日本よりも一足早く車社会に突入していたヨーロッパとアメリカでは、人々が排気ガスまみれの街を離れて郊外に住むようになったあと、街中は職を求めてやってくる難民や貧困層の人たちが滞在するようになり、極度に治安が悪化した街中では人が歩くことさえできなくなりました。

そこで1990年代からは、人々が安心して歩ける街を取り戻すために一度は「車の通行の邪魔だ」と廃止に追い込まれた路面電車を次々と復活させており、たとえばフランスでは、3車線でも渋滞していた道を、桜やモクレン、ナラの木などの並木と路面電車で埋めて、車の入れない街をつくっています。

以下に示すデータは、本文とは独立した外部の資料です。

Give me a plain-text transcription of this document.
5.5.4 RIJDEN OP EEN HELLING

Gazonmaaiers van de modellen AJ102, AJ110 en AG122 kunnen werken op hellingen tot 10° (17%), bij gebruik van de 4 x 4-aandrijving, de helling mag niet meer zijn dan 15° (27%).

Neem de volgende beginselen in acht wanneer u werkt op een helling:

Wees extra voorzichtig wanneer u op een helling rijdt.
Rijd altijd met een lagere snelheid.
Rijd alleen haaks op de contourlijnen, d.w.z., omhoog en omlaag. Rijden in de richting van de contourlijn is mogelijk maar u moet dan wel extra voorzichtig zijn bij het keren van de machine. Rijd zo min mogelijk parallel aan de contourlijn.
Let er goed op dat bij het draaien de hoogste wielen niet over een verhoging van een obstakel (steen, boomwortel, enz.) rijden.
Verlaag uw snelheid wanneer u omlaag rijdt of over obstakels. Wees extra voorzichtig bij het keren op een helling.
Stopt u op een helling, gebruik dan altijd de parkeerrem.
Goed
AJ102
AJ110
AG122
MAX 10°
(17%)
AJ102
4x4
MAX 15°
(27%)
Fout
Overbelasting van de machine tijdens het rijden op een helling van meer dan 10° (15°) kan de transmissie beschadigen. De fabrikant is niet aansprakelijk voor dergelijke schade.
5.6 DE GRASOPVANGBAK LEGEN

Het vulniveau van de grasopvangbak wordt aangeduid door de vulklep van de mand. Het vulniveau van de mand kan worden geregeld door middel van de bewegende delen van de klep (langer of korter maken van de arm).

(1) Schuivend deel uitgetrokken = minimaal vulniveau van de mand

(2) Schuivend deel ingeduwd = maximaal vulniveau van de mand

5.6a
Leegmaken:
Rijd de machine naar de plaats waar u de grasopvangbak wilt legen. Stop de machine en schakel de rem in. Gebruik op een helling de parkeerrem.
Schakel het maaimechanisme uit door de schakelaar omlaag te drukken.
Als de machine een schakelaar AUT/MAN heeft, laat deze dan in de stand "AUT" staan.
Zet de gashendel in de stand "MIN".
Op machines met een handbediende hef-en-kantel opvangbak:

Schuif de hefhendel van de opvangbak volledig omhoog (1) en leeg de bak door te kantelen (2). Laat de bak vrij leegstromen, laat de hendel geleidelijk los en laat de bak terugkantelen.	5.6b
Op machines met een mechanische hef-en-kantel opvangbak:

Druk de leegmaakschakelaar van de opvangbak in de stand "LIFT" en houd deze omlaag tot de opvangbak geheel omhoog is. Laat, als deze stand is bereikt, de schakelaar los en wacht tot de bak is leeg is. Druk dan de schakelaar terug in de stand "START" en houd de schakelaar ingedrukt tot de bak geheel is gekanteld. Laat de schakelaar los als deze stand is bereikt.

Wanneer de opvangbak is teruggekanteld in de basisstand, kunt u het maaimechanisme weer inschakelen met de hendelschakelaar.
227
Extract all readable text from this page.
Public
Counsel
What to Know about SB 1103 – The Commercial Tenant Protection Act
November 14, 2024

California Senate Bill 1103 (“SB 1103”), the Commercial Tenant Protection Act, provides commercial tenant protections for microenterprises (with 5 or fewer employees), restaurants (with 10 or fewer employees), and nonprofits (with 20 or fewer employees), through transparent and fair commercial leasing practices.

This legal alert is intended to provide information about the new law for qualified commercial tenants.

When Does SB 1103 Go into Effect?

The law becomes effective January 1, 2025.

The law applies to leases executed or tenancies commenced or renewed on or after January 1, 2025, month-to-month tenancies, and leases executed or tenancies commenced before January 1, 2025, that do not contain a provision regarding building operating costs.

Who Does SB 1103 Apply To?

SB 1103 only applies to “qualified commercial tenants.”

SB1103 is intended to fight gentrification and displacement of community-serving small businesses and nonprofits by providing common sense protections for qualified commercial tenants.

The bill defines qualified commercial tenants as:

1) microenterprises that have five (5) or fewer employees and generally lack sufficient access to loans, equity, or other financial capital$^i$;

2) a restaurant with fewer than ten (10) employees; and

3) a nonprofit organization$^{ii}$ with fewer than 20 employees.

人は自由に移動する権利があるとして「交通権」という法律を整備したフランスは、従業員9人以上の企業から交通税を集め、これによって、人口20万~30万の都市(日本でいうと長野県の松本市や福井県の福井市などの大きさの都市)に、「水平に動くエレベーター」ともいうほどにバリアフリーで歩行者が気軽に乗り降りできる路面電車が走るようになったのです。

日本で「路面電車」というと懐かしい昭和のイメージがぬぐえませんが、ヨーロッパでは現代版・路面電車が国境をまたいで地方都市同士をつなぎはじめています。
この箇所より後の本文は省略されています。